Kitap: Kur'an, Tevrat ve İncil'in Sümer'deki Kökeni


Ne taarruz ne müdafaa, sadece tetkik ..

İnananlar için kafa karıştırıcı ve sarsıcı bir kitap. Kur'an'dan âyetler, Tevrat ve Sümer dini ve kanunları karşılaştırılarak oluşturulmuş bir eser. Okuyanlar görecektir ki, bazı yorumlar zorlama ve tutarsız. (Yabancı kaynaklardan alıntı yapmak, yabancı yazarların haklı olduğunu göstermez!) Kaynaklar yetersiz. Örneğin; Muazzez Hanım'ın (daha kitabın başında) aralarda kullandığı ''bir kitapta okumuştum.'' ifadesi sonrası kaynak göstermemesi hiçbir ilmî çalışma için geçerli değildir. (Birçok konuda kaynak gösterip bu ifadelerinde neden kaynak göstermemiş acep?) 

Nuh Tufanı, ilk yaratılış, dinlerin karşılaştırılması, başörtüsünün tarihi gibi birçok konu yer alıyor. Örneğin; eski zamanlarda başörtüsü bir saygınlık belirtisiydi ama yazar yazıya direk başörtüsünün genel kadınların diğer kadınlardan farklı olduğunun bilinmesi için olduğunu belirterek başlamış. İslâmda ise başörtüsünün basitçe 'erkekten kaçınma' olarak geçtiğini söylemiş. Oysaki İslâmiyet'te örtünmenin amacı; başkasının bakışlarından ve etraftaki günahlardan korunmak, erkeklerin gözlerini sakınması kadınların ise iffetini koruması içindir. Ayrıca başörtüsü sadece İslâm dininde değil, Yahudilik ve Hristiyanlık olmak üzere eski toplumların inanışlarında da yeri vardır! Öte yandan, Hz. Meryem'e ithafen Türk destanlarında olduğu gibi çeşitli halkların efsanelerinde de ilginç gebe kalma hikâyelerinin mevcut olduğu ifade edilmiş. Yazar ayrıca Sümer efsaneleri, Tevrat ve Kur'an'ı karşılaştırayım derken konuların Kur'an-ı Kerim'de çok yüzeysel anlatıldığından (hatta Tevrat'ta geçen hikâyelerin Kur'an'da yarım yamalak anlatıldığından) dem vurmuş. Kur'an zaten az ve öz anlatır.
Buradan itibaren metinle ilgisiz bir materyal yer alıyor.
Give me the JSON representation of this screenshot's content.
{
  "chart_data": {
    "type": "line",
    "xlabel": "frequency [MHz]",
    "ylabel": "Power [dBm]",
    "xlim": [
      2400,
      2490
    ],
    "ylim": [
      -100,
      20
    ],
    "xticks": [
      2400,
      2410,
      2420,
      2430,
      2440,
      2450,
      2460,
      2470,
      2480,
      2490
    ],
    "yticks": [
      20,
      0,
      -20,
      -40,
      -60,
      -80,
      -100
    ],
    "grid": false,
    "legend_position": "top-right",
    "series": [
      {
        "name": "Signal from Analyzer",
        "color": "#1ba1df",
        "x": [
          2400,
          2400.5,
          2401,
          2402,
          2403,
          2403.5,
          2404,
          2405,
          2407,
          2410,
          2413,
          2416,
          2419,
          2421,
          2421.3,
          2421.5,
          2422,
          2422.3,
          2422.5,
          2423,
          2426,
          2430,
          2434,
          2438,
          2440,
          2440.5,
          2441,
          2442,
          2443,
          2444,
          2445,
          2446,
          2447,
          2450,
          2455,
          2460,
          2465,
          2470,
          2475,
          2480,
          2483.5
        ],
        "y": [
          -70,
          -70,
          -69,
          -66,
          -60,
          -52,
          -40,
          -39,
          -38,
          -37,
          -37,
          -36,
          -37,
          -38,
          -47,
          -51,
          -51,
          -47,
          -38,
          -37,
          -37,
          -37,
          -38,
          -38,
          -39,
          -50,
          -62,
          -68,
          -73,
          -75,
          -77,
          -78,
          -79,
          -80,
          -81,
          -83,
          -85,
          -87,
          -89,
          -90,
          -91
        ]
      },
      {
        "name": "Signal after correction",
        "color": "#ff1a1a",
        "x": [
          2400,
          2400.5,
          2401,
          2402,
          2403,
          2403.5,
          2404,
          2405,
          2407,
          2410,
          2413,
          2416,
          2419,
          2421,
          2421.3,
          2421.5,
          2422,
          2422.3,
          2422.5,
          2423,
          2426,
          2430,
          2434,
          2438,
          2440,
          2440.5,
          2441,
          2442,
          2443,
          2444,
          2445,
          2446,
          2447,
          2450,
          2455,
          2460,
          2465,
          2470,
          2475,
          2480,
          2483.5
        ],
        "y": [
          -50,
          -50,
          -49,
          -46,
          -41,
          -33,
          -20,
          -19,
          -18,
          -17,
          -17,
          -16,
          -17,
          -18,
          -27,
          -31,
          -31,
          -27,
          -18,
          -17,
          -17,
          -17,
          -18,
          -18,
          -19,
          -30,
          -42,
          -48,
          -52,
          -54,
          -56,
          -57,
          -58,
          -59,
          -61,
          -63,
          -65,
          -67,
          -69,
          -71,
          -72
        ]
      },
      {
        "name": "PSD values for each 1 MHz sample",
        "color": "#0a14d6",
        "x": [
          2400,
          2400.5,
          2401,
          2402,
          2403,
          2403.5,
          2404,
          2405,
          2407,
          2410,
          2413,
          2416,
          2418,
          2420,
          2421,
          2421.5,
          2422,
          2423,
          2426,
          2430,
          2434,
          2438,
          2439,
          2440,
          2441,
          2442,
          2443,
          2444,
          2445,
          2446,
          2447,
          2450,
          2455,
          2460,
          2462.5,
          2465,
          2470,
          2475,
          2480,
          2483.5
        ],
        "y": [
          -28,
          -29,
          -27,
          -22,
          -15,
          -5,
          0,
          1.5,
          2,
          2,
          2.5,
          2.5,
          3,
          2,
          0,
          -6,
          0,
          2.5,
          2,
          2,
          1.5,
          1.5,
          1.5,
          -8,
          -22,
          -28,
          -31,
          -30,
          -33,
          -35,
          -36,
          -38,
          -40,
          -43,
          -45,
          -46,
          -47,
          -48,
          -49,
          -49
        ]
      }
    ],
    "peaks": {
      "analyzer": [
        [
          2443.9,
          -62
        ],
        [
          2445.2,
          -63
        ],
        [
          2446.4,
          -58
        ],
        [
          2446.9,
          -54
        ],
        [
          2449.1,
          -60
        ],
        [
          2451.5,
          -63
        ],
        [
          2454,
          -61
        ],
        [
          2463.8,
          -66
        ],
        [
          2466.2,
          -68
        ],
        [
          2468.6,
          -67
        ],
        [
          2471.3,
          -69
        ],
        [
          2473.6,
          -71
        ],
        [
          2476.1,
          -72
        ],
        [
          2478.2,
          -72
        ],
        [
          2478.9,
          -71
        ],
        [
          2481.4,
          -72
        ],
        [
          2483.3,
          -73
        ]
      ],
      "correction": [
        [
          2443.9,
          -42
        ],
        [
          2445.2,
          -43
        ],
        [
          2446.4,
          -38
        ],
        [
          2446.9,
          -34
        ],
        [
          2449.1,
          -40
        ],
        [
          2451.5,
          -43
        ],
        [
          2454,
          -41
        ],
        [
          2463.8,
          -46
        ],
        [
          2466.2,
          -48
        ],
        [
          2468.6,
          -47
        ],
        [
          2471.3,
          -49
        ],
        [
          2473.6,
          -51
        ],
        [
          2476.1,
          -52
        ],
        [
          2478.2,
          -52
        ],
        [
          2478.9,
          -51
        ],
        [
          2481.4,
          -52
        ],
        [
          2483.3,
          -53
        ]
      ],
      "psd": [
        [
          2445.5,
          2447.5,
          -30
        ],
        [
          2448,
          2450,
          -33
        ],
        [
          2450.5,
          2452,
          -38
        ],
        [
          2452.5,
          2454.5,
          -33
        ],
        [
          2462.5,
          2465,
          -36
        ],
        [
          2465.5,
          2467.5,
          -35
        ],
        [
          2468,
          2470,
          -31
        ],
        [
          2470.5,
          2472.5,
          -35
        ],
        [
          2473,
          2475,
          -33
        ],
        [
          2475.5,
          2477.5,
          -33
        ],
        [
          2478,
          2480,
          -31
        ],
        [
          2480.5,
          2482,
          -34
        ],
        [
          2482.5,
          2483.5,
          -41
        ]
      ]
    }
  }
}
Bunu din âlimleri daha iyi bilir ki, daha iyi anlamak için tefsirinden faydalanıyoruz. Dahası yazar yabancı bir yazarın (Robert Cooper) fikrini ortaya koymuş: ''İlk insanın çamurdan meydana geldiğini, hayat nefesi verilerek canlandığına inanmak... ancak barbarların yaşadığı çağa ait olmalı.'' diyor. İnanmayanlar olabilir, inananlara çamur atmasınlar yeter ki.. Adı geçen yazar kitabın başka bir yerinde Tanrı bildirisinin uydurma olduğunu, Tevrat'ı Hz. Musa'nın yazdığını, Eyüp Peygamber'in hikâyesinin Yahudilerde olmadığı için dâhice yazılmış bir kompozisyon olduğunu söylüyor. Diğer yandan yazarımız, Sümer'de aşk ve bereket tanrıçası İnanna ile Çoban tanrısı Dummuzi'nin birlikteliğini defalarca anlatmış, acaba dedim kaçırdığım daha ayrıntılı bir yer mi vardı diye düşündüm, yok zaten bilinen aynı efsaneyi kitabın her yerinde anlatmış. Kitabına kaynak olarak aldığı Turan Dursun ve İlhan Arsel kitaplarının ufkunu açtığını ifade etmiş, bu yazarların güvenirliğini tam olarak bilmiyorum, kitaplarını okumak gerek elbette ki Muazzez Hanım'ın garip yorumlarını anlamak açısından. 

Şu da var ki, efsaneler uzun çağlar içinde mekâna göre, ağızdan ağıza dolaşırken insanlar onları kendi algılarına göre çeşitli şekilde yorumlamışlar. Dinlerin de, kültürlere etki ederek toplumların düşünce ve hayal gücüne göre şekillendiği anlatılmış. Yazar öyle başlıklar atmış ki, sanki kasıtlı olarak hoşnutsuz bir şeyi ispatlama çabasında. (Bkz. İbrahim Peygamber, Karısı Sara'yı Neden Firavun'a Sundu? ..) Peygamberler hakkında saygısızca yaptığı öznel yargılarını tasvip etmiyorum.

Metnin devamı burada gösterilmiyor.